Une dizaine de jihadistes français détenus par les forces kurdes syriennes ont déjà été transférés fin janvier en Irak pour y être jugés. Interrogé mercredi sur la chaîne BFMTV et la radio RMC sur d’éventuels nouveaux transferts de jihadistes étrangers, notamment français, des camps kurdes où ils sont détenus en Syrie vers l’Irak, Jean-Yves Le Drian a simplement répondu que ces camps ne sont pas pour l’heure menacés.

« À ma connaissance, à l’heure actuelle, l’offensive turque et le positionnement des FDS (alliance kurdo-arabe) n’ont pas abouti à ce que ces camps-là, qui sont essentiellement dans l’est du Nord-Est syrien, soient menacés dans (leur) sûreté et sécurité indispensables », a-t-il précisé.

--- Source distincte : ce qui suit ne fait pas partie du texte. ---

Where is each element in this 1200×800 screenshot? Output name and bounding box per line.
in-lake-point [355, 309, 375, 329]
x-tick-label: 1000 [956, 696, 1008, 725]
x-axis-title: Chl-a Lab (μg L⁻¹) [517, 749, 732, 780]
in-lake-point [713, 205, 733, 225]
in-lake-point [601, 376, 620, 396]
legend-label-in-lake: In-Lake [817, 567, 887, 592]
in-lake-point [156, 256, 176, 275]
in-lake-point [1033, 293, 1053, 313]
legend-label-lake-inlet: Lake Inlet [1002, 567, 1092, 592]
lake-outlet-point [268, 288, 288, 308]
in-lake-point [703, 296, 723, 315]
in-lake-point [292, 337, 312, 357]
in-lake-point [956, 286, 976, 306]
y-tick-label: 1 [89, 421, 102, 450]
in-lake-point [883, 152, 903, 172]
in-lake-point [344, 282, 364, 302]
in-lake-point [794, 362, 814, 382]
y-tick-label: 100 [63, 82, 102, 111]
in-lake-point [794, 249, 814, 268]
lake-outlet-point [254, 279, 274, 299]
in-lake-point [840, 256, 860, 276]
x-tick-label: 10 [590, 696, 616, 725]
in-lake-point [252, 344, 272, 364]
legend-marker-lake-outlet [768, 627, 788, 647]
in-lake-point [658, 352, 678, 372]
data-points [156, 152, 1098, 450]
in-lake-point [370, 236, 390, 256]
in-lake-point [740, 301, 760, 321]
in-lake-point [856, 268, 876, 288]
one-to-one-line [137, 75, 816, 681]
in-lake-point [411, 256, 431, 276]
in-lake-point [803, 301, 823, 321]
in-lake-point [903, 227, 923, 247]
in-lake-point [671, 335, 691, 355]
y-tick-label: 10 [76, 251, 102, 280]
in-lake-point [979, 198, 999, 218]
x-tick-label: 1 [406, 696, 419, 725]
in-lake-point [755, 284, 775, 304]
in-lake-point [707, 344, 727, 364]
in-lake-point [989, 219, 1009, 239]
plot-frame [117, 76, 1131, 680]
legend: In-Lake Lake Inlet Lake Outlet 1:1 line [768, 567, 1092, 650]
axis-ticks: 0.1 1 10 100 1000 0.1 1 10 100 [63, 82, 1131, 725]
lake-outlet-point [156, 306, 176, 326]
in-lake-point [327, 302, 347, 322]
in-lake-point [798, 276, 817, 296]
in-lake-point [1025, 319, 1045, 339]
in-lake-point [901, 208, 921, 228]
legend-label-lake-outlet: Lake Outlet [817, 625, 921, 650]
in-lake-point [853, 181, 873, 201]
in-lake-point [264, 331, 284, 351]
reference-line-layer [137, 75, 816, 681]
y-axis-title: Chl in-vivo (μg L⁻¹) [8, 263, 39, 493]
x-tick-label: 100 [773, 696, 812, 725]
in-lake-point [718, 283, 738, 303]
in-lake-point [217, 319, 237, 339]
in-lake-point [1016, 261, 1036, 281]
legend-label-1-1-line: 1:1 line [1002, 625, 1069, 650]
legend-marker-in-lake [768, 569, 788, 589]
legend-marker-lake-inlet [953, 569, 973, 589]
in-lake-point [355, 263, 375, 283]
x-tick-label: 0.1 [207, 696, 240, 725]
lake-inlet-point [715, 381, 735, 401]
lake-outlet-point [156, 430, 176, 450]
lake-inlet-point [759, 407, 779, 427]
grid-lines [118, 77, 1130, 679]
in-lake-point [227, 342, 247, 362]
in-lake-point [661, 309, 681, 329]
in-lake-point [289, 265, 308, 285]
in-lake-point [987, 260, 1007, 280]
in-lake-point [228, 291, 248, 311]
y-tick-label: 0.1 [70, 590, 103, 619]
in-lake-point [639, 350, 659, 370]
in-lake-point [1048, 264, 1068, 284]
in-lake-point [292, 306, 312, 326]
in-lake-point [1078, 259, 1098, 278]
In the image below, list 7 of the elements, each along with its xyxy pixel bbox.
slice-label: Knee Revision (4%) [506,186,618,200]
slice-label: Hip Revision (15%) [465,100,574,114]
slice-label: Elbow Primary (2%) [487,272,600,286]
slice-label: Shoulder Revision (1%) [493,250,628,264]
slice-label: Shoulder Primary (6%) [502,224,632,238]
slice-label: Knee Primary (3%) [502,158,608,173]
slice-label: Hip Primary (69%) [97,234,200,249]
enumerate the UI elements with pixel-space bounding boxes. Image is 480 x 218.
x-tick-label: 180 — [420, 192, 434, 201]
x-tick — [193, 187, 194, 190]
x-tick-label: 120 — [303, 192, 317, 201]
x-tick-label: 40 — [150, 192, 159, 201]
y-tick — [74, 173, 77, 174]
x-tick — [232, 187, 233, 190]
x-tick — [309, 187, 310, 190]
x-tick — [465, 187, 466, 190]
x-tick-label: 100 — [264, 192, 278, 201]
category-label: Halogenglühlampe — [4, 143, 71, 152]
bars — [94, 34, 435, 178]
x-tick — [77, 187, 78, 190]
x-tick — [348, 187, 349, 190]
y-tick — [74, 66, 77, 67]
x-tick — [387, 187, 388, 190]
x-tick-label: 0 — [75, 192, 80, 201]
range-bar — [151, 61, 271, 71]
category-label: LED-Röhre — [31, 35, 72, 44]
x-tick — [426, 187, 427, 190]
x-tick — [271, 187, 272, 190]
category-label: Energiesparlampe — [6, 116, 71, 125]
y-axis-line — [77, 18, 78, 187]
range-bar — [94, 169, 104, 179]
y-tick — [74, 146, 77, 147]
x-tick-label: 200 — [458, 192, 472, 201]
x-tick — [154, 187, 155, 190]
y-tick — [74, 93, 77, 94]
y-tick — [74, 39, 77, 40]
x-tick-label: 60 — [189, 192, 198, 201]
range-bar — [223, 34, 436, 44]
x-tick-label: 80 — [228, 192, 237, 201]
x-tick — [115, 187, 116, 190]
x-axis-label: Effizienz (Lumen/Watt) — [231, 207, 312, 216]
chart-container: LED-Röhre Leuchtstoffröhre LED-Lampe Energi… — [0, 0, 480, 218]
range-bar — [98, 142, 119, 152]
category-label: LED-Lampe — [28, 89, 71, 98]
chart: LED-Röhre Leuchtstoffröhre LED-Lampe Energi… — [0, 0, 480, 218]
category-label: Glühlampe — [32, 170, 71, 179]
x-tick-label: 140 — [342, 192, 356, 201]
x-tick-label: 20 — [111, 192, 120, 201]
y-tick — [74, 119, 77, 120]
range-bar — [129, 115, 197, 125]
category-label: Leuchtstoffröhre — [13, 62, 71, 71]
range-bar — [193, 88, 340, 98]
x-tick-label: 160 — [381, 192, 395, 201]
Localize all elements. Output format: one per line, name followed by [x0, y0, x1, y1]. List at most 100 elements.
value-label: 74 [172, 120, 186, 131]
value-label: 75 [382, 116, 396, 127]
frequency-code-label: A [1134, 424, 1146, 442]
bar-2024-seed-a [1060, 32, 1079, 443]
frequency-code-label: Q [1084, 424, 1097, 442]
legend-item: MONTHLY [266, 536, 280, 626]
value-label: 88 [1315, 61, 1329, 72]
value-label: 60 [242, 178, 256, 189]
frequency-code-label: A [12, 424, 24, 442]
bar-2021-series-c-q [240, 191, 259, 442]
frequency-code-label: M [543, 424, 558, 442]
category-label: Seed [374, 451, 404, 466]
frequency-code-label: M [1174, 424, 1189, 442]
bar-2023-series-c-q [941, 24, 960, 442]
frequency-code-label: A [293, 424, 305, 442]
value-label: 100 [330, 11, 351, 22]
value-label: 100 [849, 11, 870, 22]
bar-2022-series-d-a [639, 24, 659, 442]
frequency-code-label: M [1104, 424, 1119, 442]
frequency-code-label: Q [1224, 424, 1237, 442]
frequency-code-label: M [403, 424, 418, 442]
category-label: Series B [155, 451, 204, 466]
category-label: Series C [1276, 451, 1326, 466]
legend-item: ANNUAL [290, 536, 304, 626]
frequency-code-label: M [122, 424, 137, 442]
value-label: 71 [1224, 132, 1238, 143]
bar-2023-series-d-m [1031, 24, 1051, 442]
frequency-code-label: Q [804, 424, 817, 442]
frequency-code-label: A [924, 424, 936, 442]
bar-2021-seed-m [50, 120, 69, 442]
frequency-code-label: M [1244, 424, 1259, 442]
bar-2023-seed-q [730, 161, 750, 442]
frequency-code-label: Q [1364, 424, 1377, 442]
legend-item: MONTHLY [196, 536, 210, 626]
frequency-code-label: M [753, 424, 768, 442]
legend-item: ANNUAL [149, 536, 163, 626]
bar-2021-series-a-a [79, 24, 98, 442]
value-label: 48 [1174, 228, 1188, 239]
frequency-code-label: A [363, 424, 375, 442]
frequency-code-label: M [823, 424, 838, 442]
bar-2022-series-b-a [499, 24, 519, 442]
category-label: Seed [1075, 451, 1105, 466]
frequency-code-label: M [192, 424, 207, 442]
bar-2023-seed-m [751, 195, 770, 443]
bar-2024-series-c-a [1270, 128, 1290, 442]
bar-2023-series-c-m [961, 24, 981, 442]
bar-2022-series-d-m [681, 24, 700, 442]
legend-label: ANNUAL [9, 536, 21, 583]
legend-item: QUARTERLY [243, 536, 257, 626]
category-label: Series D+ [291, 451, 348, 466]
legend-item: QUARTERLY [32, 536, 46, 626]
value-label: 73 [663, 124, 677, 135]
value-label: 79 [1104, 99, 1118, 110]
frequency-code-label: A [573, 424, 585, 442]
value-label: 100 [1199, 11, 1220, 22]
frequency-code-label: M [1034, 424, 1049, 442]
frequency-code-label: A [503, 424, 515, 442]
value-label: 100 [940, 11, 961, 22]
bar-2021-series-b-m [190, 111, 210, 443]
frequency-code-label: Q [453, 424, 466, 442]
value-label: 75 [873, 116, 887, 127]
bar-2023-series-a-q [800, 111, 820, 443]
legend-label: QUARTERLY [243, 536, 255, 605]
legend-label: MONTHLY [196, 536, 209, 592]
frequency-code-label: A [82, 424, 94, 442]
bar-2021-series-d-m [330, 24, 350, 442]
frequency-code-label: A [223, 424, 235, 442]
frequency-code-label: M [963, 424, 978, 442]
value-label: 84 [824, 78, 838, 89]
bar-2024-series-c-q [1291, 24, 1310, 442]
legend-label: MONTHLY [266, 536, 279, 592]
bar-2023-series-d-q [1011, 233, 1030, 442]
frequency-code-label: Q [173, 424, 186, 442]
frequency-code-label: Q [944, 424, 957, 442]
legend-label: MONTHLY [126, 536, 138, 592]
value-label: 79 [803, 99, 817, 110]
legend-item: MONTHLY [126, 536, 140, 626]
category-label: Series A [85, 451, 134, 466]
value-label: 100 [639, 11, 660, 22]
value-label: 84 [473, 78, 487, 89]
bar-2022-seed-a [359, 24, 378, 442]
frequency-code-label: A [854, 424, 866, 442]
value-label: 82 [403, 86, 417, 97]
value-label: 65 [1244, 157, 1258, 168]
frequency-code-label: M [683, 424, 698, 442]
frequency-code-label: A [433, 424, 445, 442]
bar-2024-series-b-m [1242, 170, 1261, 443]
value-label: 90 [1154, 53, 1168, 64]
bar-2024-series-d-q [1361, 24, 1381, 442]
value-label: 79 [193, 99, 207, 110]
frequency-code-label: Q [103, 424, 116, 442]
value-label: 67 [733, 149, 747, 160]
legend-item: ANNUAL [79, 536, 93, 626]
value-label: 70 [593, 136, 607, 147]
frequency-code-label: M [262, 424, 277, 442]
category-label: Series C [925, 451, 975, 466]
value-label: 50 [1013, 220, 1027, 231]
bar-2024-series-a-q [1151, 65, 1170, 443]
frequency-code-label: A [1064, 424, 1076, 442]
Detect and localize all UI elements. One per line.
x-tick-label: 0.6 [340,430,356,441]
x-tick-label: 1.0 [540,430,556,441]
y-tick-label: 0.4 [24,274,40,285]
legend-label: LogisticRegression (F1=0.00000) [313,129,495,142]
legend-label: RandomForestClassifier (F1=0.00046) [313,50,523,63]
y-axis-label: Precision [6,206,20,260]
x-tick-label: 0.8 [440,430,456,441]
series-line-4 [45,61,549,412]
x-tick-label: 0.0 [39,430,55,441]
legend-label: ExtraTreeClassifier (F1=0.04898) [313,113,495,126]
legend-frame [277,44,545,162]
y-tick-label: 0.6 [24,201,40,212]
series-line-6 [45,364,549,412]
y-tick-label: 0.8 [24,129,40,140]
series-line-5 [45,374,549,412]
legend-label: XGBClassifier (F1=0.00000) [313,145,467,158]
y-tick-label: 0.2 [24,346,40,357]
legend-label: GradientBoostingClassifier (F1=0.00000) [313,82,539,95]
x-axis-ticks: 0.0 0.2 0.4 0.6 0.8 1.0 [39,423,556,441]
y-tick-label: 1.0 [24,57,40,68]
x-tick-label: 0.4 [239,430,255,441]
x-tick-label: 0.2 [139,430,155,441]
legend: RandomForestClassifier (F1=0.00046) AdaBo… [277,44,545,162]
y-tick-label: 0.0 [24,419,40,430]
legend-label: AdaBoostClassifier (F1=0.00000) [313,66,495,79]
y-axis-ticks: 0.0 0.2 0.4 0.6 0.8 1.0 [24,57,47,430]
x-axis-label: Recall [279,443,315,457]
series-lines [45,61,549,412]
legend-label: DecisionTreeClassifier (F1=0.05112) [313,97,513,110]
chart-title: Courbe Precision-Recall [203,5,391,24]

Les autorités kurdes avaient annoncé dimanche la fuite de près de 800 proches de jihadistes étrangers du groupe État islamique d’un camp de déplacés du nord du pays. De leur côté, les États-Unis ont déclaré mardi ne pas avoir « constaté à ce stade d’évasion majeure » de prisonniers du groupe jihadiste, revenant sur des affirmations du ministre américain de la Défense, Mark Esper, qui avait fait état la veille de la « libération de nombreux détenus dangereux ».

Pence et Pompeo à Ankara

Par ailleurs, toujours sur le plan diplomatique, le vice-président américain Mike Pence et le secrétaire d’État Mike Pompeo, dépêchés par Donald Trump en Turquie, vont tenter jeudi d’arracher un cessez-le-feu dans le nord de la Syrie au président turc Recep Tayyip Erdogan. Ce dernier a sommé les forces kurdes de déposer les armes et de se retirer de la région.

Vivement critiqué à Washington pour avoir donné un semblant de feu vert à l’opération turque, le président américain a depuis exhorté Ankara à stopper son offensive et autorisé des sanctions contre la Turquie.

« Notre mission est de voir si nous pouvons obtenir un cessez-le-feu, voir si nous pouvons négocier », a affirmé Mike Pompeo à la presse avant de monter à bord de son avion.

En ce qui concerne une trêve, le président turc a d’ores et déjà exclu de « s’asseoir à la table des terroristes », expression désignant les YPG, et soutenu que pour que l’offensive prenne fin, il faudrait que les forces kurdes désarment et reculent.

Sur le terrain, les combats continuent de faire rage, en particulier à Ras al-Aïn, ville située à la frontière turque où les combattants kurdes tentent de repousser l’assaut des forces d’Ankara.

En sept jours, 71 civils, 158 combattants des FDS ainsi que 128 combattants proturcs ont été tués, d’après l’OSDH. Ankara a déploré la mort de six soldats en Syrie ainsi que de 20 civils par des tirs de roquettes des combattants kurdes sur des villes turques.

De plus, l’offensive a provoqué l’exode de 160 000 personnes dans le nord de la Syrie, d’après l’ONU, alors que le Conseil de sécurité s’est inquiété mercredi « du risque de dispersion » des jihadistes retenus prisonniers dans le nord-est de la Syrie, sans toutefois réclamer la fin de l’offensive militaire turque contre les Kurdes.